Earlier, Daniel's older brother Dean spoke of a tough little brother, who would have been so proud of what his parents had done in his name.
He said Daniel was a gifted student who shared a special bond with his twin Bradley.
"They were great friends and were often getting into mischief or blaming each other as the reason why the room was untidy," Dean told mourners.
"What are brothers for?"
He said he and his brothers shared a passion for motocross bikes, and Daniel loved animals and going to the movies or shops with friends.
"Daniel was my riding buddy. We would encourage each other to go that bit harder and faster. He was tough," he said.
"I remember him taking a fall one afternoon trying to attempt a big jump on his new bike.

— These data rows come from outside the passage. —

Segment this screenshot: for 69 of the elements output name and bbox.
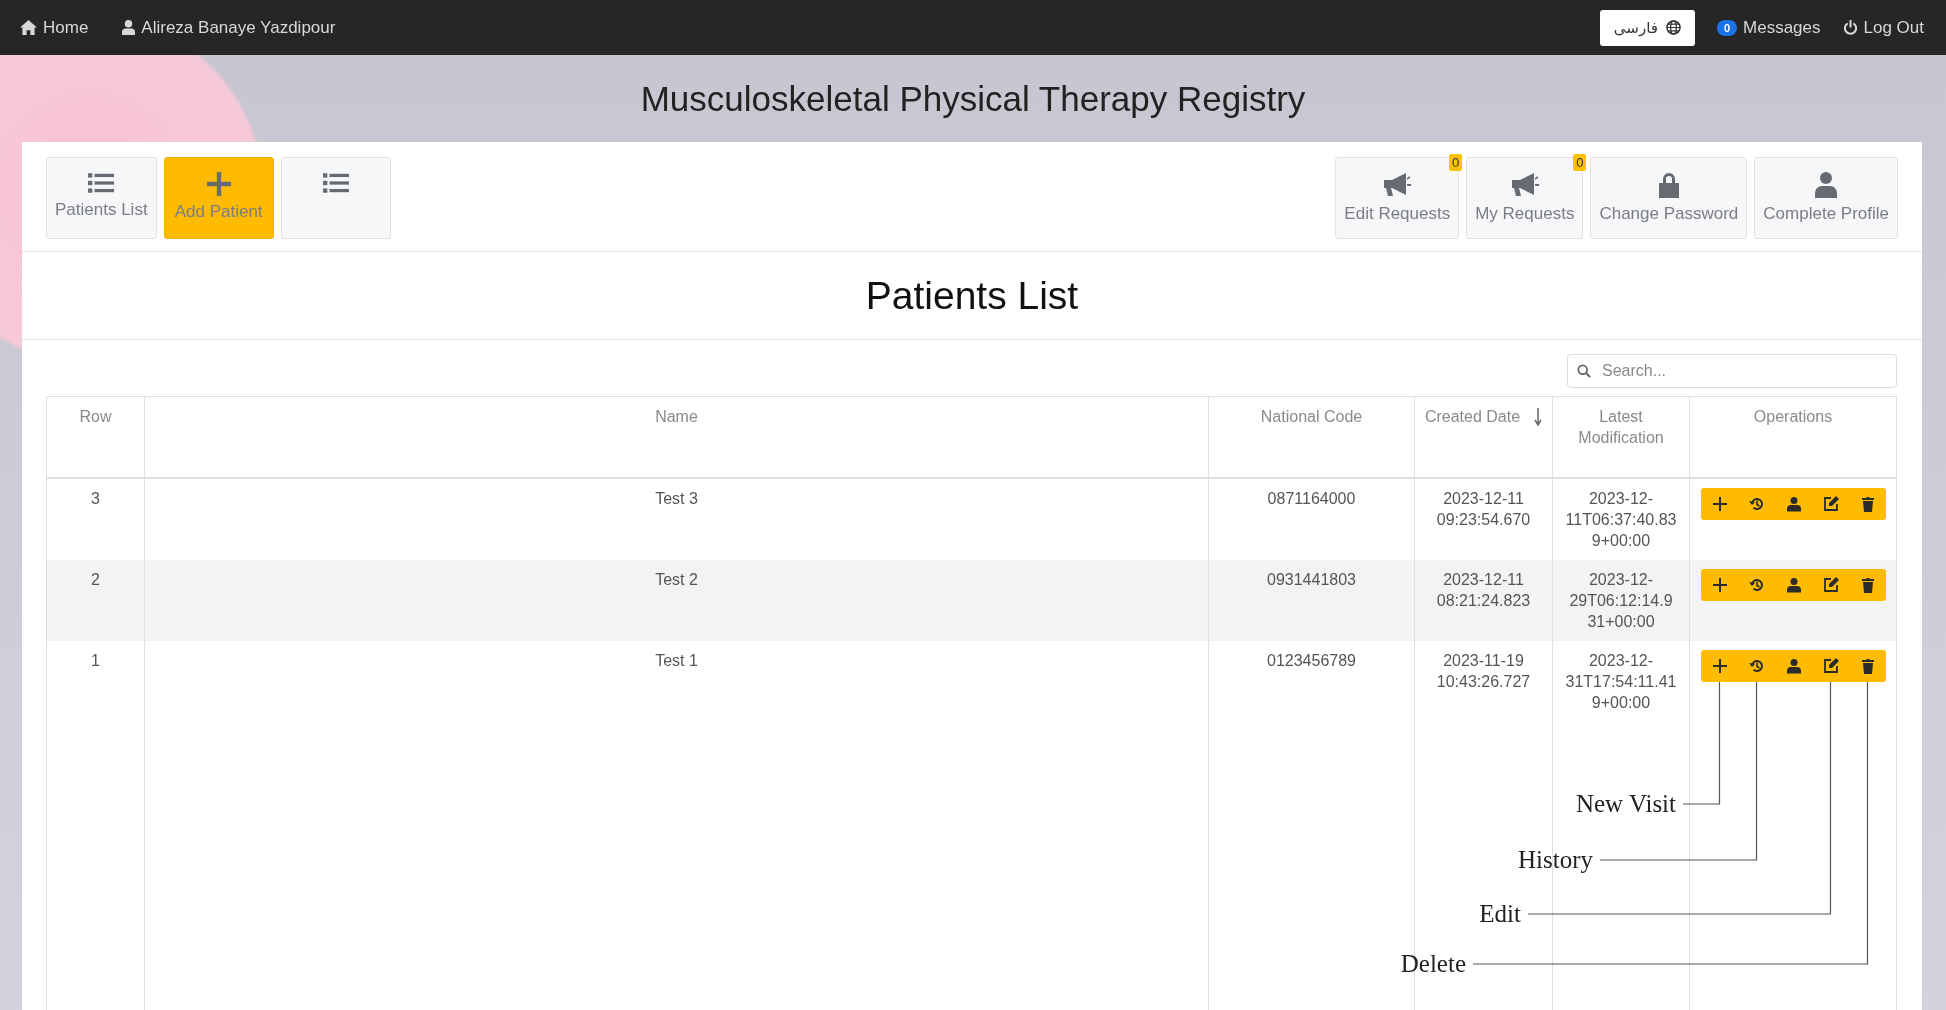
column-header: Name (655, 407, 698, 427)
page-title: Musculoskeletal Physical Therapy Registry (639, 77, 1307, 120)
edit-icon (1822, 657, 1839, 674)
sort-arrow-icon[interactable] (1534, 408, 1543, 426)
lock-icon (1657, 172, 1680, 198)
search-field[interactable]: Search... (1567, 354, 1897, 388)
user-icon (1785, 576, 1802, 593)
toolbar-button[interactable] (280, 157, 391, 239)
toolbar-button[interactable]: My Requests 0 (1466, 157, 1584, 239)
table-cell-text: 2023-11-19 10:43:26.727 (1435, 650, 1532, 692)
table-cell: 0931441803 (1267, 570, 1356, 588)
table-cell: Test 2 (655, 570, 698, 588)
plus-icon (1711, 576, 1728, 593)
table-cell: 0871164000 (1267, 489, 1356, 507)
toolbar-button[interactable]: Complete Profile (1754, 157, 1898, 239)
user-icon (1785, 657, 1802, 674)
trash-icon (1859, 657, 1876, 674)
edit-icon (1822, 576, 1839, 593)
home-icon (20, 20, 37, 35)
trash-icon (1859, 576, 1876, 593)
power-icon (1842, 20, 1858, 35)
table-cell: 1 (91, 651, 100, 669)
logout-link[interactable]: Log Out (1842, 17, 1924, 38)
table-cell-text: 2023-12-29T06:12:14.931+00:00 (1568, 569, 1674, 632)
history-icon (1748, 657, 1765, 674)
user-icon (122, 20, 136, 35)
table-cell-text: 2023-12-11T06:37:40.839+00:00 (1565, 488, 1677, 551)
message-count-badge: 0 (1716, 19, 1737, 36)
column-header: Created Date (1424, 407, 1521, 427)
user-icon (1815, 172, 1838, 198)
home-link[interactable]: Home (20, 17, 89, 38)
messages-link[interactable]: 0 Messages (1716, 17, 1821, 38)
toolbar-button[interactable]: Change Password (1590, 157, 1748, 239)
megaphone-icon (1509, 172, 1540, 198)
callout-label: Delete (1400, 948, 1466, 979)
history-icon (1748, 576, 1765, 593)
table-cell: 0123456789 (1267, 651, 1356, 669)
megaphone-icon (1382, 172, 1413, 198)
callout-label: History (1518, 844, 1593, 875)
plus-icon (206, 172, 231, 196)
table-cell: 3 (91, 489, 100, 507)
column-header: Row (79, 407, 112, 427)
callout-label: Edit (1479, 898, 1521, 929)
column-header: National Code (1260, 407, 1363, 427)
column-header: Latest Modification (1577, 407, 1665, 448)
trash-icon (1859, 495, 1876, 512)
toolbar-button[interactable]: Edit Requests 0 (1335, 157, 1460, 239)
history-icon (1748, 495, 1765, 512)
count-badge: 0 (1448, 154, 1463, 171)
table-cell: 2 (91, 570, 100, 588)
language-button[interactable]: فارسی (1599, 9, 1695, 46)
table-cell: Test 1 (655, 651, 698, 669)
plus-icon (1711, 495, 1728, 512)
list-icon (88, 172, 115, 194)
user-icon (1785, 495, 1802, 512)
toolbar-button[interactable]: Patients List (46, 157, 157, 239)
list-icon (322, 172, 349, 194)
table-cell-text: 2023-12-11 08:21:24.823 (1435, 569, 1532, 611)
table-cell: Test 3 (655, 489, 698, 507)
plus-icon (1711, 657, 1728, 674)
edit-icon (1822, 495, 1839, 512)
count-badge: 0 (1573, 154, 1587, 171)
table-cell-text: 2023-12-31T17:54:11.419+00:00 (1565, 650, 1677, 713)
user-link[interactable]: Alireza Banaye Yazdipour (122, 17, 336, 38)
column-header: Operations (1753, 407, 1833, 427)
globe-icon (1665, 20, 1681, 35)
table-cell-text: 2023-12-11 09:23:54.670 (1435, 488, 1532, 530)
callout-label: New Visit (1575, 788, 1676, 819)
section-heading: Patients List (22, 252, 1922, 340)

"Over the handle bars he went, smack into the ground with the bike just missing him. He refused to show the pain. This is what made Daniel special."
Father Jan Bialasiewicz told the congregation the long search for Daniel had been difficult for Daniel's parents to bear.
"How many times they had to go to darkness and despair. How many times the promising road led them to nowhere," he said.
"They had to relive everything again and again. But being people of faith and hope they were able to carry on and finally to leave the darkness behind and move forward."
During his homily, Fr Bialasiewicz remembered growing up in Poland when his grandfather always asked a local priest to bless grain before it was planted.
He likened Daniel's burial to planting wheat, saying even dead wheat could be a source of new life.
"If it dies it bears much fruit," Fr Bialasiewicz.
"Today we put into the earth the precious grain; Daniel."
Father Bialasiewicz recalled the day Daniel and twin Bradley were baptised.
"This life that Daniel received on 29th of April, 1990 was always with him," he said.
"Today our hearts are filled with sadness and pain because this grain Daniel will be laid to rest."